Hay mucha gente que piensa que dos y diez no están igual de lejos de infinito. Gente que sabe que los deseos están condicionados por el contexto y que por eso se empeña en que todo el mundo tenga derecho a soñar más ancho. Gente empecinada en no callarse ante las cosas injustas. Gente que se deja arrastrar por la ilusión para no dejar cabida a la desesperanza. Gente que deja el yo para construir el nosotras y nosotros. Gente que se agarra a los sueños colectivos y que impide que nadie se los arrebate. Gente que se divierte, que ama, que disfruta de la vida. Gente, niñas y niños, adolescentes, que lucha porque nadie tenga prohibida la palabra futuro.
Amanda es una mujer que vive en la periferia de una gran ciudad. Una de tantas con vidas que estallan cada día. Vidas desbordadas por la precariedad. Un día fue a la doctora: Doctora, qué me pasa, me duele todo. Te pasa la vida, le dijo. Y así, ya está. Eso es todo. No hay salida.
A Amanda le gusta su barrio. Hay mucha gente viviendo ahí, en las periferias. Muchísima. Ella habla con todo el mundo. Habla en el mercado.

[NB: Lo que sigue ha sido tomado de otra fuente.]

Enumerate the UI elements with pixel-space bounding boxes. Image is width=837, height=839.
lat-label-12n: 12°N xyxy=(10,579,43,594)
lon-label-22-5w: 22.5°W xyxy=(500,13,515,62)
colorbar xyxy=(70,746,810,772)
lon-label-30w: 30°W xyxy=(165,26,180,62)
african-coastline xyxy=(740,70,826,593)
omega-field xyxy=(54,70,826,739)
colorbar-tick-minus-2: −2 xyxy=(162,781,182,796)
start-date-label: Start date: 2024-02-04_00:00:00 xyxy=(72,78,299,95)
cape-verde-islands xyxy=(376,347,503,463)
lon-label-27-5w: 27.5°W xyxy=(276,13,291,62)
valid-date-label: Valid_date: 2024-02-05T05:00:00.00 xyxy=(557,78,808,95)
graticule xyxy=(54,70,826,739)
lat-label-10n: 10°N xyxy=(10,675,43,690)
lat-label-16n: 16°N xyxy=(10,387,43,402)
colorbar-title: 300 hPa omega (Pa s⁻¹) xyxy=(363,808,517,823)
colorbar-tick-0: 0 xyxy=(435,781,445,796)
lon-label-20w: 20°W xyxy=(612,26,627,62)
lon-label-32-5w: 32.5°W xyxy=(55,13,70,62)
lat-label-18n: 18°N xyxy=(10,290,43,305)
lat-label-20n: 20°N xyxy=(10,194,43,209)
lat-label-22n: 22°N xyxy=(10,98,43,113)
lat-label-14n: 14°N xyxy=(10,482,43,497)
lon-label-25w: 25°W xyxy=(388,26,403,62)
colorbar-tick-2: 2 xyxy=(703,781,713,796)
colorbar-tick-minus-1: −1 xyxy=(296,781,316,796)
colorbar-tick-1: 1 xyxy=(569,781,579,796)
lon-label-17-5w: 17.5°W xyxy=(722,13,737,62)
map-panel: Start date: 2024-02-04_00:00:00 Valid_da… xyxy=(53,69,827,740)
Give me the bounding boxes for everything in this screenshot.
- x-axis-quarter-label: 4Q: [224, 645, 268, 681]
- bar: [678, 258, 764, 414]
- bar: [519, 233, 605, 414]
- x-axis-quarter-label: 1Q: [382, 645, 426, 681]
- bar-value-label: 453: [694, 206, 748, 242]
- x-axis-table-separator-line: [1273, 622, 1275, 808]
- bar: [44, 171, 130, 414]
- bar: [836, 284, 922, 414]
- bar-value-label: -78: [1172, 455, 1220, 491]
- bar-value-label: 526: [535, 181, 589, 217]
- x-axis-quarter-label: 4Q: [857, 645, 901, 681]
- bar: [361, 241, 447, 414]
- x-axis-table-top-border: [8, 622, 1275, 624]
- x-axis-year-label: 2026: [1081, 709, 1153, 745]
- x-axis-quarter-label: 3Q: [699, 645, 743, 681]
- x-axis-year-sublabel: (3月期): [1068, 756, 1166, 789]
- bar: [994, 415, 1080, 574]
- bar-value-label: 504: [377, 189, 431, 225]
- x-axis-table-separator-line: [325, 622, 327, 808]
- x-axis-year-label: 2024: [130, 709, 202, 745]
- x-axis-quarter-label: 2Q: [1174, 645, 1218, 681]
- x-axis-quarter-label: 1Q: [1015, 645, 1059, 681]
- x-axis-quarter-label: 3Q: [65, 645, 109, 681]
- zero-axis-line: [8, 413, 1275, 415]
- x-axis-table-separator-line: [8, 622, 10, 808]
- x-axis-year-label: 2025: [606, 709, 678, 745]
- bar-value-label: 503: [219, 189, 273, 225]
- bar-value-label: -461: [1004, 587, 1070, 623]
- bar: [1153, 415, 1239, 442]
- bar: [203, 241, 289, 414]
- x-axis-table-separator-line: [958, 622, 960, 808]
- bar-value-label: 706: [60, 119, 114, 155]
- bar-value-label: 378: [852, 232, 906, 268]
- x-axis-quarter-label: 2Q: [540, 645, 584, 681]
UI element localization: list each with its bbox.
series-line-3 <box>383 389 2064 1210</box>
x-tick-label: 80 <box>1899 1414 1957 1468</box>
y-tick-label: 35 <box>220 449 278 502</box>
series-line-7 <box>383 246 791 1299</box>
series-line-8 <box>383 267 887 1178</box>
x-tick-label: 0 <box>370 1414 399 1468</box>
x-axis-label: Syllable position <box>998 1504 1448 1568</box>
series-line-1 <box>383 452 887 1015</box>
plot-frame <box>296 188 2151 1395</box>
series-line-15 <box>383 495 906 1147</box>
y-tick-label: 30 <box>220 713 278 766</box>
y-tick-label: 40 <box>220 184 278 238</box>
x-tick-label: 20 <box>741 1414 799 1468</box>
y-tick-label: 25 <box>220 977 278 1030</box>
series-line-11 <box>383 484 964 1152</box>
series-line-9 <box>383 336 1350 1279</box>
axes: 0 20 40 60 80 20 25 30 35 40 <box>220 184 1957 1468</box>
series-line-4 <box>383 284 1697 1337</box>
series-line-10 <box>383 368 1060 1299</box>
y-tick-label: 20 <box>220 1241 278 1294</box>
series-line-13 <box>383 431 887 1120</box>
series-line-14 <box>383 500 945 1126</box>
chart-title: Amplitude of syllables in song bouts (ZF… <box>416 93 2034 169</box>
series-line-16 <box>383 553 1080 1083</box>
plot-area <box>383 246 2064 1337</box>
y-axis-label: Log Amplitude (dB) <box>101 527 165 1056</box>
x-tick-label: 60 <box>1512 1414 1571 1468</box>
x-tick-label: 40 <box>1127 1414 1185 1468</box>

Habla en la plaza. Habla por la ventana cuando sale a tender la ropa (y cuando no). Hablar le hace sentirse menos frágil. Cuando habla nota que hay una red que la sostiene. Palabras de ánimo. Risas. Te sorprendería cuánto se ríe en su barrio la gente. Aunque a menudo duela todo.
A veces hace falta menos de lo que creemos. A veces hace falta poco. Ver que la gente sale a las calles, que grita indignada y también ríe, que sale cuando parecía que a nadie le importaba nada.
A veces hace falta poco. Salir, juntarse, saber que no estamos solas.
* El libro “Cambio climático” de Yayo Herrero, María González Reyes y Berta Páramo Pino (Ed. Litera Libros) trata de contribuir a generar otras historias que disputen el marco de sentido a este modelo depredador y brutal. Porque sabemos que hay que poner la vida en el centro y que la paz sin justicia no es posible. Es un libro para leer en un olmo: subida en sus ramas, apoyado en el tronco, tumbada a su sombra. Cada edad elige la manera de leerlo.